I looked at him in amazement, saying:
“Have you gone crazy, then?”
Again he laughed, quite gleefully.
“I don’t wonder you suspect my sanity,” he answered; “but the truth is that I had forgotten all about a certain important shipment of mine that is now in the hold of this ship and may be of great help to us in our present emergency. However,” he added, more soberly, “the thing was intended for a far different purpose.”
“A shipment? What is it?” I inquired.
“Why, nothing more nor less than one of those new fashioned biplanes. I bought one of the latest improved Antoinettes when I went over to Paris, during the time father was purchasing the arms in Australia. He sent me there on some banking business, you know, and I naturally took in the aviation exhibition. It did not take me long to decide that a biplane would be of great assistance to the revolution and I induced the great Bleriot himself to teach me how to work it. Before I left Paris I could manage the thing beautifully, and I’ve made a good many successful flights. It is all packed in three cases, with bands of red paint around them so they can be identified from the arms, and I have many extra parts in separate cases. It must seem queer to you to realize I have a flying machine in this out-of-the-way place—where we’re shipwrecked on a savage island.”
“It is strange,” I admitted.
“The Antoinette would make even you fellows stare, I guess,” continued Alfonso.

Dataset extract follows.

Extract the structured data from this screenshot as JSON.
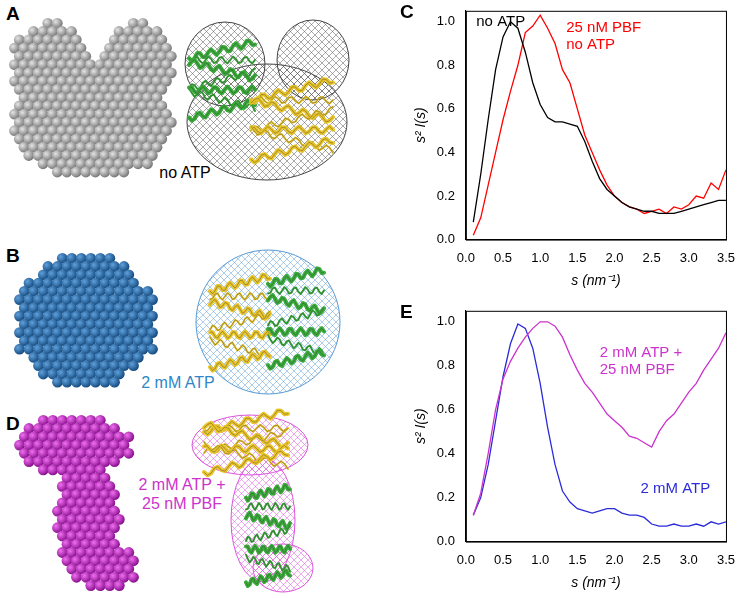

“Oh, as for that,” said Joe, “both Sam and I have done some aërial stunts in our time, and made some pretty long flights. But a biplane’s a new invention to us.”
“It occurred to me that I could put the machine together here on deck,” announced Alfonso, “and make a trip over the forest to the Pearl City. I won’t land there, of course, but I’ll circle around and find out what we want to know, and then come back again. What do you think?” he asked a little anxiously.